Created on 07 Nov 2025

Authors

Liu, A. Z., Narkar, A., Li, K., Bertomeu, T., Johnson, B. A., Coulombe-Huntington, J., Dong, Y., Zhu, J., Tyers, M., Li, R.

Abstract

Aneuploidy is a hallmark of cancer and is a potential vulnerability that can be selectively targeted. To systematically identify genes that affect the incidence and fitness of aneuploid cells, we conducted a genome-wide CRISPR/Cas9 screen using NMS-P715, an inhibitor of the spindle assembly checkpoint (SAC) kinase Mps1/TTK. In this study, we identified a number of genes known to regulate aneuploidy and mitosis, and subsequently focused on PRR14L, a ubiquitously expressed gene previously implicated in chronic myelomonocytic leukemia (CMML).

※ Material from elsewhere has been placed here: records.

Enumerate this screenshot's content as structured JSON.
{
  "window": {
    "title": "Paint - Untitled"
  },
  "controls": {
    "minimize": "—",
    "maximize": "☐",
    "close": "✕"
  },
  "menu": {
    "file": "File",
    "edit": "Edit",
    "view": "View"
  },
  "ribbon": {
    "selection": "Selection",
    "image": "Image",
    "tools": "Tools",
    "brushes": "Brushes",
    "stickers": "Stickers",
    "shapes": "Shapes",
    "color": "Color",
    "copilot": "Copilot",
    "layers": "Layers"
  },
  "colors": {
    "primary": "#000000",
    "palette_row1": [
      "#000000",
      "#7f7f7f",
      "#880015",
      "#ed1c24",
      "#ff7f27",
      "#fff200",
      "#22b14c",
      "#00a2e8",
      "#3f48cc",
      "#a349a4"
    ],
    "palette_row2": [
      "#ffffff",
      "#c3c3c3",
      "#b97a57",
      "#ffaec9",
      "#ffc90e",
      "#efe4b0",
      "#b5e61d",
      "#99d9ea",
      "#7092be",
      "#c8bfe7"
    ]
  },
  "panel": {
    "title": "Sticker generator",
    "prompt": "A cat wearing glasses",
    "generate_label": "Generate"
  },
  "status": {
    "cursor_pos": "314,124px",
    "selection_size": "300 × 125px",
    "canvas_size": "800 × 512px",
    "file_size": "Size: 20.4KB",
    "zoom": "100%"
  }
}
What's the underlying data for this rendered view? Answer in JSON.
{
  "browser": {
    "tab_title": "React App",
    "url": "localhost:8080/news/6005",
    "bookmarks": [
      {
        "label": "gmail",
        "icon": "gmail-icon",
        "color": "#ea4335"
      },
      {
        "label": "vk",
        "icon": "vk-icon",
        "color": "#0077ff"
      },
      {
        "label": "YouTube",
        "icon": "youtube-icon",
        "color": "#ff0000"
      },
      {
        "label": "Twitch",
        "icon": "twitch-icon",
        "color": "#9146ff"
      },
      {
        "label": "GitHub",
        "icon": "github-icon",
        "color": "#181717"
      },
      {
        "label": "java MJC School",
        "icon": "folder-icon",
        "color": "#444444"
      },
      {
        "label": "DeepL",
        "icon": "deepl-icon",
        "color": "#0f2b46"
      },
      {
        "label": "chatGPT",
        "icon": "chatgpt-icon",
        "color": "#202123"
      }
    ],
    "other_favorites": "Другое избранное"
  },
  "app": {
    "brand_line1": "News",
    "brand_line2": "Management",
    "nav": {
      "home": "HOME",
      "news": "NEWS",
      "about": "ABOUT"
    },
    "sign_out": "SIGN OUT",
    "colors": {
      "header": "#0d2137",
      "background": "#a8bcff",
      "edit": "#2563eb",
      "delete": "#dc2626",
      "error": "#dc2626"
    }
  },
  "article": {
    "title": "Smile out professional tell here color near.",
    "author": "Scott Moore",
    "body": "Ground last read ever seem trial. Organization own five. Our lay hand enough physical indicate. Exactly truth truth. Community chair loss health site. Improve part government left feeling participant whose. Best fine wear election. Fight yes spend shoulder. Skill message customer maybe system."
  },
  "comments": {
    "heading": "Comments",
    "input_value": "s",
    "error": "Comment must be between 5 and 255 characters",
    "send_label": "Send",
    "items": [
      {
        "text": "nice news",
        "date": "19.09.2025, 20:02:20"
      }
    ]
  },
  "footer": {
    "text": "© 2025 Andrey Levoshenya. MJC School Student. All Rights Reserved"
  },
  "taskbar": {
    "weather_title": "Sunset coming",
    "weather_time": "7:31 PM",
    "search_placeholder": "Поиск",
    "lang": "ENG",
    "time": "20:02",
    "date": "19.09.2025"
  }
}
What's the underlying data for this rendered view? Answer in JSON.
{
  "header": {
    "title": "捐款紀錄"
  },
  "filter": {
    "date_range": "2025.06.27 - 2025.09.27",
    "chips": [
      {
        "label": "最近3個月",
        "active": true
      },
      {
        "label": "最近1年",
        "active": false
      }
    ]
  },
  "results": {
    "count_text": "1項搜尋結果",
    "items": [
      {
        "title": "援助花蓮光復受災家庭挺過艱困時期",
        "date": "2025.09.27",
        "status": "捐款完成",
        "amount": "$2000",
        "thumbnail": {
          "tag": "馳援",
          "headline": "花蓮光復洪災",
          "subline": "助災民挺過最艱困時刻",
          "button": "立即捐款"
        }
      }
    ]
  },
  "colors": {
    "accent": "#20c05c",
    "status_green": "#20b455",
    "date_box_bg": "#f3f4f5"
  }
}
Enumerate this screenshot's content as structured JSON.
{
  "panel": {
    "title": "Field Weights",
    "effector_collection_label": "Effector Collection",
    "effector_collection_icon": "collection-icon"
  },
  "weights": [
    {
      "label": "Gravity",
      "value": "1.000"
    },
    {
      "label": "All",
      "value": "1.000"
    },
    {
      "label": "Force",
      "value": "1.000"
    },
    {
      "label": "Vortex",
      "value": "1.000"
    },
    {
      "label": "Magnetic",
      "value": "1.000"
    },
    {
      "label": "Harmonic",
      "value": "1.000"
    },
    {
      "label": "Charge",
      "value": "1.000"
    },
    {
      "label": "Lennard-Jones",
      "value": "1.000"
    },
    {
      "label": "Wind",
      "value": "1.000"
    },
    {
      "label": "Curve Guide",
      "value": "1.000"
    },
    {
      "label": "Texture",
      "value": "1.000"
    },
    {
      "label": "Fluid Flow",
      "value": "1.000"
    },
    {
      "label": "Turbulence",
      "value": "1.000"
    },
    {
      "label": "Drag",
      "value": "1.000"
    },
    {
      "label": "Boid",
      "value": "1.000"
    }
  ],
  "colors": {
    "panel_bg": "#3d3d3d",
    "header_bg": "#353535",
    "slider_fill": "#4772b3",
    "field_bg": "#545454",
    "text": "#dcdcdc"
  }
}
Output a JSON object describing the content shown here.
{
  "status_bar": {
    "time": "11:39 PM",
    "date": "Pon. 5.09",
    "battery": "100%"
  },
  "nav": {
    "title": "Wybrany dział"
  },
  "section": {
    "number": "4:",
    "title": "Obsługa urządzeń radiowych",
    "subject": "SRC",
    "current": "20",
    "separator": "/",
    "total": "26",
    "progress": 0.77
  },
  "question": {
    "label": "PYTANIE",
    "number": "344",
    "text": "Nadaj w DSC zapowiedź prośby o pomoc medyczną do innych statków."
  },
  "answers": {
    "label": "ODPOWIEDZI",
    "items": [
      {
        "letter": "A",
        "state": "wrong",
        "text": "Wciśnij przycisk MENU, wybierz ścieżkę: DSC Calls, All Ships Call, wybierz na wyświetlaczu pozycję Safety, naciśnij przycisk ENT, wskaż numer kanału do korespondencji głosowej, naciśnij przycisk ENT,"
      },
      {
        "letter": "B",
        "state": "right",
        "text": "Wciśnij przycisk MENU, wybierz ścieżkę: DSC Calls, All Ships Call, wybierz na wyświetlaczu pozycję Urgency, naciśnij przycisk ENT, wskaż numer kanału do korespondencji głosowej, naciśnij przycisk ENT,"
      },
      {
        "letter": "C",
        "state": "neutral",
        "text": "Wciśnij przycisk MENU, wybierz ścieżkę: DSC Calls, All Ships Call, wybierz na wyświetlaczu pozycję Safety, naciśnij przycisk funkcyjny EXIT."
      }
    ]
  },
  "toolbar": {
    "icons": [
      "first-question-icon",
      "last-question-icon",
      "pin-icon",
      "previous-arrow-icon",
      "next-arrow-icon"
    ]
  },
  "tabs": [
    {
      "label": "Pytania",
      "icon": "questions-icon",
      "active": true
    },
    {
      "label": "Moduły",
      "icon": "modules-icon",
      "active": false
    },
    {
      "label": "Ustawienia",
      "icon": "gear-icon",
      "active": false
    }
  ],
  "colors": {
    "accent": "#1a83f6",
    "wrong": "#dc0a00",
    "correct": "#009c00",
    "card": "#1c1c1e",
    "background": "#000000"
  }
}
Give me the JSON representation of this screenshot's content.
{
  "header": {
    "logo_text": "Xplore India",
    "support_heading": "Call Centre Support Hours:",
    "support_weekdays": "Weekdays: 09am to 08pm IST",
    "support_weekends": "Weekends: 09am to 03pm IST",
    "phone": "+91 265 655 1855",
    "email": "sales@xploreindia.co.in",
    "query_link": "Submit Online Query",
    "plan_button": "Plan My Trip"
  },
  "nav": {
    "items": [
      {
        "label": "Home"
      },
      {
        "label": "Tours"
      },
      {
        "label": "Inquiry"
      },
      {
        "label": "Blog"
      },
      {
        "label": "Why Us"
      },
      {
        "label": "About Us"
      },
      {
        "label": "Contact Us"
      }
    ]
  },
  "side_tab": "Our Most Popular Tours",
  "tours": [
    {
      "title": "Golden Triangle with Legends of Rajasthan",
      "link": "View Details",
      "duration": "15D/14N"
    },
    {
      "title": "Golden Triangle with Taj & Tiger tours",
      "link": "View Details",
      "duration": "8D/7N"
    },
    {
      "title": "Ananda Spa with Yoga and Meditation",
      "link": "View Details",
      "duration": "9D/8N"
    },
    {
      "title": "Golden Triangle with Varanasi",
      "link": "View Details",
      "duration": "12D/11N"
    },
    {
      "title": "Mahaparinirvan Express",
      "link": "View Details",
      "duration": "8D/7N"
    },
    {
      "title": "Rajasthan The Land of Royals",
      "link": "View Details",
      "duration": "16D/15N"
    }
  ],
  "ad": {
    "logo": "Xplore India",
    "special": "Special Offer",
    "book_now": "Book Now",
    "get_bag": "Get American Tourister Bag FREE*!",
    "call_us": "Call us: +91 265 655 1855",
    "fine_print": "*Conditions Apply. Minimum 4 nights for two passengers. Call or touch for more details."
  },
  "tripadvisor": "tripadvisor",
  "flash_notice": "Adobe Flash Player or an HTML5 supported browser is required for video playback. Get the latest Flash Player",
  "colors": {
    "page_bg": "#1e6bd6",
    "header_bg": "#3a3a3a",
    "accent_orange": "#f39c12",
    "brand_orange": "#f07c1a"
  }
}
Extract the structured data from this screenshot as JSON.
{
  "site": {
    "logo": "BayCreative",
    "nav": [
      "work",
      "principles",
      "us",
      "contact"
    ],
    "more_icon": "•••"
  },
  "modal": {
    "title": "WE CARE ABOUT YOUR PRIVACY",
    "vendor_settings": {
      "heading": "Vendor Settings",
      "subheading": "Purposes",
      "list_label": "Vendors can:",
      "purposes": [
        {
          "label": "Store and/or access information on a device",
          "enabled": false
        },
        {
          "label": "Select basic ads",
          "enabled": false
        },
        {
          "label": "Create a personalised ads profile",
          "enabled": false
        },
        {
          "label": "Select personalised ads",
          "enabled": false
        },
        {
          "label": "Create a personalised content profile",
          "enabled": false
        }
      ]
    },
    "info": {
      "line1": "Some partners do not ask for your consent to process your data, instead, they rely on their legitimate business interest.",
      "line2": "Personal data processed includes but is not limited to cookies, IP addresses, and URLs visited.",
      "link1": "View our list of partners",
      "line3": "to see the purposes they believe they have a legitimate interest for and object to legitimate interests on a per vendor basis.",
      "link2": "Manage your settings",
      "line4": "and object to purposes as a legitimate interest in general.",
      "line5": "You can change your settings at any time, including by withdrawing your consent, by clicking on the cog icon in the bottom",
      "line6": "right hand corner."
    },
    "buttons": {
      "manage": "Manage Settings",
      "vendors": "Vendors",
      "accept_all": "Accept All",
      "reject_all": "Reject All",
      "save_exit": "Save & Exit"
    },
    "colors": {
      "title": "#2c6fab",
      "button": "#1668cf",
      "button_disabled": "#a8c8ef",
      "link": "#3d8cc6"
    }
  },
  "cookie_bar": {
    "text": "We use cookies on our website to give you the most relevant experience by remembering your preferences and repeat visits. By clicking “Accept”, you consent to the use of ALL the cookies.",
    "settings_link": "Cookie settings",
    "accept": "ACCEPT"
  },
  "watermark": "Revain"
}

Proximity labeling of PRR14L using TurboID revealed several cell division proteins, including the PP2A-B56 phosphatase complex and the spindle assembly factor TACC3, as PRR14L-interacting proteins. Loss of PRR14L prolongs SAC-dependent mitotic arrest in response to microtubule depolymerization but, paradoxically, leads to catastrophic mitotic errors upon SAC abrogation by MPS1 inhibitors. A model derived from our findings provides a rationale for exploiting MPS1 inhibition as a potential vulnerability in cancers containing either PRR14L loss of function mutations or FGFR-TACC3 fusions.

Preprint server: bioRxiv
The authors list and abstract were imported from bioRxiv on 07 Nov 2025.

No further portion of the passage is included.